Andrew Tyrie warns over bank surcharge ahead of Treasury meeting
The chairman of an influential parliamentary committee has once again slammed the bank surcharge ahead of a meeting between challenger banks and the Treasury tomorrow.
"Millions of consumers and small businesses have been getting a poor deal for decades because of inadequate competition and choice in banking," Andrew Tyrie, who chairs the Treasury Select Committee, said today.
"It is crucial that this surcharge does not act as an impediment to the government’s efforts to increase competition in the sector."
Chancellor George Osborne wants to gradually reduce the bank levy rate over the next six years from 0.21 per cent to 0.1 per cent, while introducing a new tax on the entire sector, affecting a batch of new “challenger banks” that are currently exempt from the charge.
Challenger banks say they offer longer opening hours, more competitive products and customer-centric services to tempt people away from the "Big five" high street banks. But the bank surcharge could make it harder for them to break through.
Read more: Chancellor George Osborne defends bank surcharge at Treasury Select Committee grilling
Tyrie previously said that the bank surcharge could unintentionally reduce banking competition, making it harder for new entrants into the market, something that would damage consumer interests.

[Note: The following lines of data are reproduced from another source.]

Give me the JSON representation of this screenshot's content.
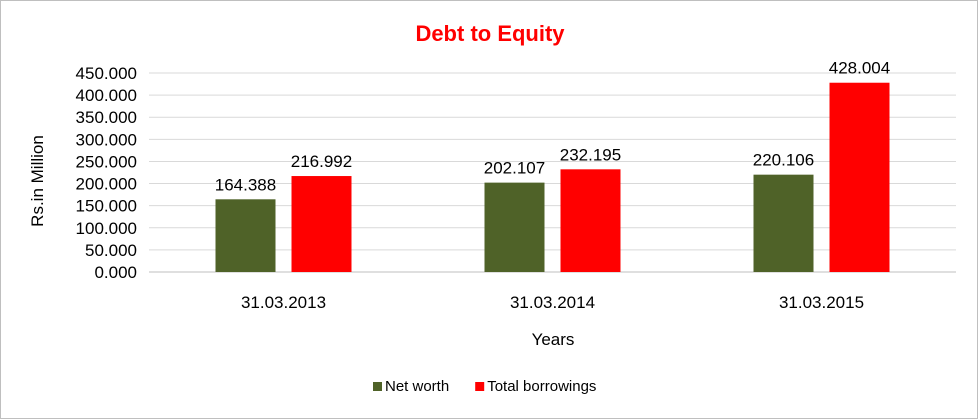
{
  "chart_data": {
    "type": "bar",
    "title": "Debt to Equity",
    "xlabel": "Years",
    "ylabel": "Rs.in Million",
    "categories": [
      "31.03.2013",
      "31.03.2014",
      "31.03.2015"
    ],
    "series": [
      {
        "name": "Net worth",
        "values": [
          164.388,
          202.107,
          220.106
        ],
        "labels": [
          "164.388",
          "202.107",
          "220.106"
        ],
        "color": "#4F6228"
      },
      {
        "name": "Total borrowings",
        "values": [
          216.992,
          232.195,
          428.004
        ],
        "labels": [
          "216.992",
          "232.195",
          "428.004"
        ],
        "color": "#FF0000"
      }
    ],
    "ylim": [
      0,
      450
    ],
    "yticks": [
      0,
      50,
      100,
      150,
      200,
      250,
      300,
      350,
      400,
      450
    ],
    "ytick_labels": [
      "0.000",
      "50.000",
      "100.000",
      "150.000",
      "200.000",
      "250.000",
      "300.000",
      "350.000",
      "400.000",
      "450.000"
    ],
    "grid": true,
    "legend_position": "bottom",
    "colors": {
      "title": "#FF0000",
      "grid": "#D9D9D9",
      "axis": "#BFBFBF"
    }
  }
}
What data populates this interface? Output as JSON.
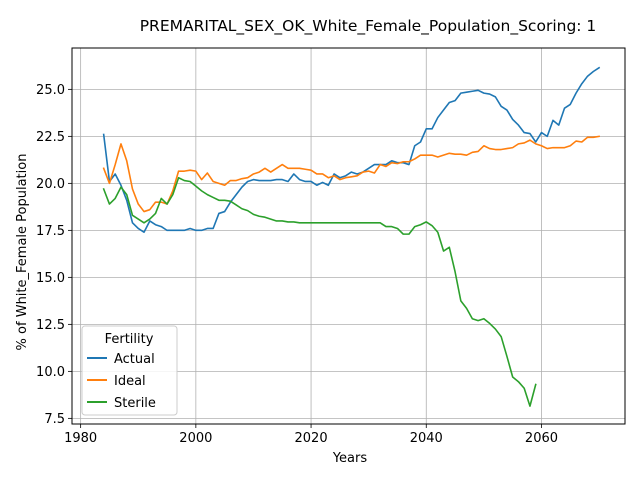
{
  "chart_data": {
    "type": "line",
    "title": "PREMARITAL_SEX_OK_White_Female_Population_Scoring: 1",
    "xlabel": "Years",
    "ylabel": "% of White_Female Population",
    "xlim": [
      1978.5,
      2074.5
    ],
    "ylim": [
      7.2,
      27.2
    ],
    "xticks": [
      1980,
      2000,
      2020,
      2040,
      2060
    ],
    "yticks": [
      7.5,
      10.0,
      12.5,
      15.0,
      17.5,
      20.0,
      22.5,
      25.0
    ],
    "ytick_labels": [
      "7.5",
      "10.0",
      "12.5",
      "15.0",
      "17.5",
      "20.0",
      "22.5",
      "25.0"
    ],
    "grid": true,
    "legend": {
      "title": "Fertility",
      "placement": "lower-left"
    },
    "series": [
      {
        "name": "Actual",
        "color": "#1f77b4",
        "points": [
          [
            1984,
            22.6
          ],
          [
            1985,
            20.1
          ],
          [
            1986,
            20.5
          ],
          [
            1987,
            19.9
          ],
          [
            1988,
            19.1
          ],
          [
            1989,
            17.9
          ],
          [
            1990,
            17.6
          ],
          [
            1991,
            17.4
          ],
          [
            1992,
            18.0
          ],
          [
            1993,
            17.8
          ],
          [
            1994,
            17.7
          ],
          [
            1995,
            17.5
          ],
          [
            1996,
            17.5
          ],
          [
            1997,
            17.5
          ],
          [
            1998,
            17.5
          ],
          [
            1999,
            17.6
          ],
          [
            2000,
            17.5
          ],
          [
            2001,
            17.5
          ],
          [
            2002,
            17.6
          ],
          [
            2003,
            17.6
          ],
          [
            2004,
            18.4
          ],
          [
            2005,
            18.5
          ],
          [
            2006,
            19.0
          ],
          [
            2007,
            19.4
          ],
          [
            2008,
            19.8
          ],
          [
            2009,
            20.1
          ],
          [
            2010,
            20.2
          ],
          [
            2011,
            20.15
          ],
          [
            2012,
            20.15
          ],
          [
            2013,
            20.15
          ],
          [
            2014,
            20.2
          ],
          [
            2015,
            20.2
          ],
          [
            2016,
            20.1
          ],
          [
            2017,
            20.5
          ],
          [
            2018,
            20.2
          ],
          [
            2019,
            20.1
          ],
          [
            2020,
            20.1
          ],
          [
            2021,
            19.9
          ],
          [
            2022,
            20.05
          ],
          [
            2023,
            19.9
          ],
          [
            2024,
            20.5
          ],
          [
            2025,
            20.3
          ],
          [
            2026,
            20.4
          ],
          [
            2027,
            20.6
          ],
          [
            2028,
            20.5
          ],
          [
            2029,
            20.6
          ],
          [
            2030,
            20.8
          ],
          [
            2031,
            21.0
          ],
          [
            2032,
            21.0
          ],
          [
            2033,
            21.0
          ],
          [
            2034,
            21.2
          ],
          [
            2035,
            21.1
          ],
          [
            2036,
            21.1
          ],
          [
            2037,
            21.0
          ],
          [
            2038,
            22.0
          ],
          [
            2039,
            22.2
          ],
          [
            2040,
            22.9
          ],
          [
            2041,
            22.9
          ],
          [
            2042,
            23.5
          ],
          [
            2043,
            23.9
          ],
          [
            2044,
            24.3
          ],
          [
            2045,
            24.4
          ],
          [
            2046,
            24.8
          ],
          [
            2047,
            24.85
          ],
          [
            2048,
            24.9
          ],
          [
            2049,
            24.95
          ],
          [
            2050,
            24.8
          ],
          [
            2051,
            24.75
          ],
          [
            2052,
            24.6
          ],
          [
            2053,
            24.1
          ],
          [
            2054,
            23.9
          ],
          [
            2055,
            23.4
          ],
          [
            2056,
            23.1
          ],
          [
            2057,
            22.7
          ],
          [
            2058,
            22.65
          ],
          [
            2059,
            22.2
          ],
          [
            2060,
            22.7
          ],
          [
            2061,
            22.5
          ],
          [
            2062,
            23.35
          ],
          [
            2063,
            23.1
          ],
          [
            2064,
            24.0
          ],
          [
            2065,
            24.2
          ],
          [
            2066,
            24.8
          ],
          [
            2067,
            25.3
          ],
          [
            2068,
            25.7
          ],
          [
            2069,
            25.95
          ],
          [
            2070,
            26.15
          ]
        ]
      },
      {
        "name": "Ideal",
        "color": "#ff7f0e",
        "points": [
          [
            1984,
            20.8
          ],
          [
            1985,
            20.0
          ],
          [
            1986,
            21.0
          ],
          [
            1987,
            22.1
          ],
          [
            1988,
            21.2
          ],
          [
            1989,
            19.7
          ],
          [
            1990,
            18.9
          ],
          [
            1991,
            18.5
          ],
          [
            1992,
            18.6
          ],
          [
            1993,
            19.0
          ],
          [
            1994,
            19.0
          ],
          [
            1995,
            18.9
          ],
          [
            1996,
            19.6
          ],
          [
            1997,
            20.65
          ],
          [
            1998,
            20.65
          ],
          [
            1999,
            20.7
          ],
          [
            2000,
            20.65
          ],
          [
            2001,
            20.2
          ],
          [
            2002,
            20.55
          ],
          [
            2003,
            20.1
          ],
          [
            2004,
            20.0
          ],
          [
            2005,
            19.9
          ],
          [
            2006,
            20.15
          ],
          [
            2007,
            20.15
          ],
          [
            2008,
            20.25
          ],
          [
            2009,
            20.3
          ],
          [
            2010,
            20.5
          ],
          [
            2011,
            20.6
          ],
          [
            2012,
            20.8
          ],
          [
            2013,
            20.6
          ],
          [
            2014,
            20.8
          ],
          [
            2015,
            21.0
          ],
          [
            2016,
            20.8
          ],
          [
            2017,
            20.8
          ],
          [
            2018,
            20.8
          ],
          [
            2019,
            20.75
          ],
          [
            2020,
            20.7
          ],
          [
            2021,
            20.5
          ],
          [
            2022,
            20.5
          ],
          [
            2023,
            20.3
          ],
          [
            2024,
            20.4
          ],
          [
            2025,
            20.2
          ],
          [
            2026,
            20.3
          ],
          [
            2027,
            20.35
          ],
          [
            2028,
            20.4
          ],
          [
            2029,
            20.6
          ],
          [
            2030,
            20.65
          ],
          [
            2031,
            20.55
          ],
          [
            2032,
            21.0
          ],
          [
            2033,
            20.9
          ],
          [
            2034,
            21.1
          ],
          [
            2035,
            21.05
          ],
          [
            2036,
            21.15
          ],
          [
            2037,
            21.15
          ],
          [
            2038,
            21.3
          ],
          [
            2039,
            21.5
          ],
          [
            2040,
            21.5
          ],
          [
            2041,
            21.5
          ],
          [
            2042,
            21.4
          ],
          [
            2043,
            21.5
          ],
          [
            2044,
            21.6
          ],
          [
            2045,
            21.55
          ],
          [
            2046,
            21.55
          ],
          [
            2047,
            21.5
          ],
          [
            2048,
            21.65
          ],
          [
            2049,
            21.7
          ],
          [
            2050,
            22.0
          ],
          [
            2051,
            21.85
          ],
          [
            2052,
            21.8
          ],
          [
            2053,
            21.8
          ],
          [
            2054,
            21.85
          ],
          [
            2055,
            21.9
          ],
          [
            2056,
            22.1
          ],
          [
            2057,
            22.15
          ],
          [
            2058,
            22.3
          ],
          [
            2059,
            22.1
          ],
          [
            2060,
            22.0
          ],
          [
            2061,
            21.85
          ],
          [
            2062,
            21.9
          ],
          [
            2063,
            21.9
          ],
          [
            2064,
            21.9
          ],
          [
            2065,
            22.0
          ],
          [
            2066,
            22.25
          ],
          [
            2067,
            22.2
          ],
          [
            2068,
            22.45
          ],
          [
            2069,
            22.45
          ],
          [
            2070,
            22.5
          ]
        ]
      },
      {
        "name": "Sterile",
        "color": "#2ca02c",
        "points": [
          [
            1984,
            19.7
          ],
          [
            1985,
            18.9
          ],
          [
            1986,
            19.2
          ],
          [
            1987,
            19.8
          ],
          [
            1988,
            19.4
          ],
          [
            1989,
            18.3
          ],
          [
            1990,
            18.1
          ],
          [
            1991,
            17.9
          ],
          [
            1992,
            18.1
          ],
          [
            1993,
            18.4
          ],
          [
            1994,
            19.2
          ],
          [
            1995,
            18.9
          ],
          [
            1996,
            19.4
          ],
          [
            1997,
            20.3
          ],
          [
            1998,
            20.15
          ],
          [
            1999,
            20.1
          ],
          [
            2000,
            19.85
          ],
          [
            2001,
            19.6
          ],
          [
            2002,
            19.4
          ],
          [
            2003,
            19.25
          ],
          [
            2004,
            19.1
          ],
          [
            2005,
            19.1
          ],
          [
            2006,
            19.05
          ],
          [
            2007,
            18.85
          ],
          [
            2008,
            18.65
          ],
          [
            2009,
            18.55
          ],
          [
            2010,
            18.35
          ],
          [
            2011,
            18.25
          ],
          [
            2012,
            18.2
          ],
          [
            2013,
            18.1
          ],
          [
            2014,
            18.0
          ],
          [
            2015,
            18.0
          ],
          [
            2016,
            17.95
          ],
          [
            2017,
            17.95
          ],
          [
            2018,
            17.9
          ],
          [
            2019,
            17.9
          ],
          [
            2020,
            17.9
          ],
          [
            2021,
            17.9
          ],
          [
            2022,
            17.9
          ],
          [
            2023,
            17.9
          ],
          [
            2024,
            17.9
          ],
          [
            2025,
            17.9
          ],
          [
            2026,
            17.9
          ],
          [
            2027,
            17.9
          ],
          [
            2028,
            17.9
          ],
          [
            2029,
            17.9
          ],
          [
            2030,
            17.9
          ],
          [
            2031,
            17.9
          ],
          [
            2032,
            17.9
          ],
          [
            2033,
            17.7
          ],
          [
            2034,
            17.7
          ],
          [
            2035,
            17.6
          ],
          [
            2036,
            17.3
          ],
          [
            2037,
            17.3
          ],
          [
            2038,
            17.7
          ],
          [
            2039,
            17.8
          ],
          [
            2040,
            17.95
          ],
          [
            2041,
            17.75
          ],
          [
            2042,
            17.4
          ],
          [
            2043,
            16.4
          ],
          [
            2044,
            16.6
          ],
          [
            2045,
            15.3
          ],
          [
            2046,
            13.75
          ],
          [
            2047,
            13.35
          ],
          [
            2048,
            12.8
          ],
          [
            2049,
            12.7
          ],
          [
            2050,
            12.8
          ],
          [
            2051,
            12.55
          ],
          [
            2052,
            12.25
          ],
          [
            2053,
            11.85
          ],
          [
            2054,
            10.8
          ],
          [
            2055,
            9.7
          ],
          [
            2056,
            9.45
          ],
          [
            2057,
            9.1
          ],
          [
            2058,
            8.15
          ],
          [
            2059,
            9.3
          ]
        ]
      }
    ]
  }
}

Last month City A.M. reported that the treasury committee will publish its own recommendations on the chancellor’s proposal later this year, which may call for the Treasury to revisit the surcharge.
At the time, we also revealed building societies such as Yorkshire Building Society and Skipton are also engaging with the Treasury over what they dubbed the "perverse" surcharge.
But Tyrie today said building societies wouldn't necessarily be unfairly punished by the bank surcharge.
"The surcharge has also been criticised on the grounds that it fails to reflect the unique risks created by the banks and building societies. Building societies, in particular, have argued that they are less risky than big banks and that the new tax disproportionality affects them."
"This may not be the case. As Andrew Bailey [chief executive of the Prudential Regulation Authority] confirmed to the treasury committee in March 2015, these institutions do not necessarily carry less risk than banks. Both banks and building societies create prudential risk."